Sauf que le gueux que je suis a fini par lui faire faire fermer sa gueule comme ce n'est pas permis. Elle m'a suivi dans mon antre car je conduisais son scooter. Puis j'ai squatté son cœur car elle avait besoin d'un moniteur pour apprendre à aimer. Ma première riche à moi, elle était belle mais elle était pauvre de tout un tas de choses. Ma première riche à moi, c'était loin d'être un second choix mais à la base elle s'est dit : "finir avec ce con, j'ai pas le choix". Sauf qu'aujourd'hui le choix par défaut est devenu un choix pour de vrai, aujourd'hui pour ma première riche à moi le choix est devenu nécessité et elle est avare de ma présence. Elle en veut l'exclusivité mais elle n'est que l'exclue visitée. C'est le monde à l'envers : ma première riche qui comptait ses mots a fini par m'appeler chéri et par essayer de dompter ses maux. C'est moi pourtant qui semblait le mieux embarquer pour ce rôle selon elle. Sauf qu'elle avait beau être la propriétaire du bateau : JE tenais le manche et j'avais plus d'un tour dans celle-ci. Elle a fini par croire qu'on mettrait les voiles ensemble, mais il n'en était rien. Et de la coque du bateau comme décor elle est passée à la coke des bâtards. Sans lire entre les lignes, on peut penser que son futur s'apparenterait à des soirées ensanglantées à sangloter en pensant moi.
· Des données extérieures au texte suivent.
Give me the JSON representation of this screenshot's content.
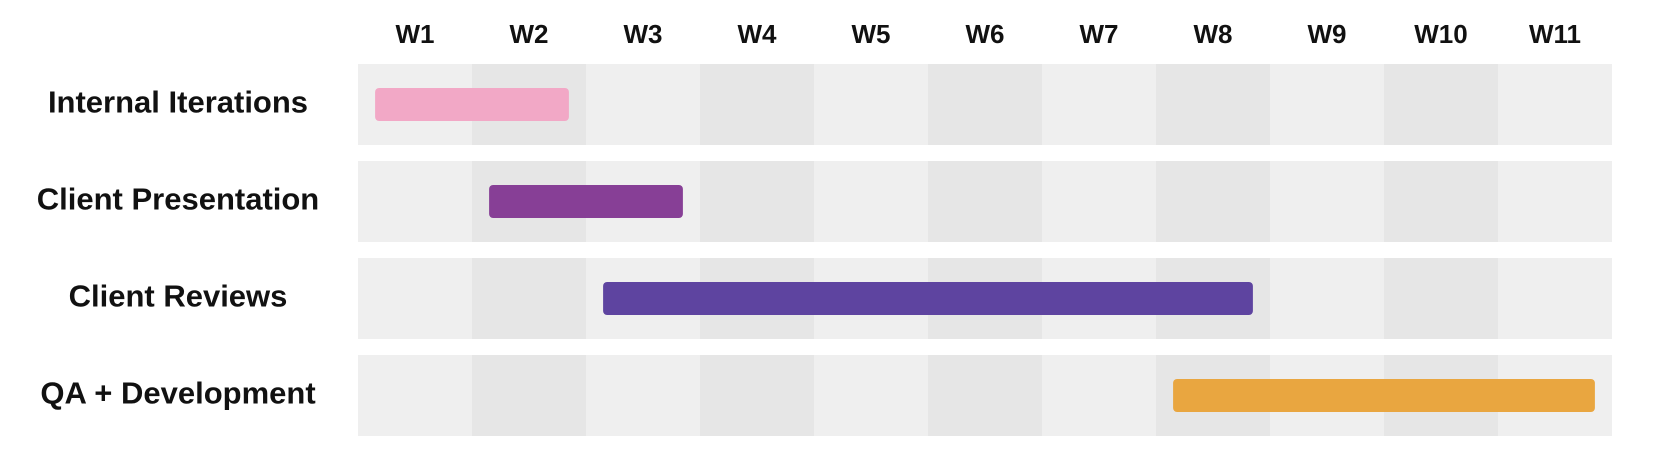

Elle feindrait d'aller mieux, disant qu'elle arrive à panser, elle trainerait des nobles dans ses fins draps et abuserait du champagne. Désormais c'est elle la Veuve Clicquot cliquant sur une télécommande et perdant son temps sur les têtes à claques des calanques de Marseille sur la 12 qui n'ont au fond rien de clinquants. Claquant ses études pour la fête et le mannequinat, son porte-monnaie et son fessier s'épaississaient à mesure son esprit devenait étroit. Elle, l'amatrice de diamant ne voyait que par le prisme de son train de vie, elle qui ne fait gare à rien car elle est sûre de pouvoir s'acheter n'importe quel wagon. Sauf qu'on ne passe pas des soirées du domaine de Compostelle à composter son ticket avec n'importe qui, il y a des turbulences. Donc forcément elle se crash et se dit "juré craché" à elle-même que c'est la dernière fois. Mais pour les drogués ce n'est jamais vraiment la dernière fois. Elle, c'est une droguée à l'attention, aux likes, aux notifications.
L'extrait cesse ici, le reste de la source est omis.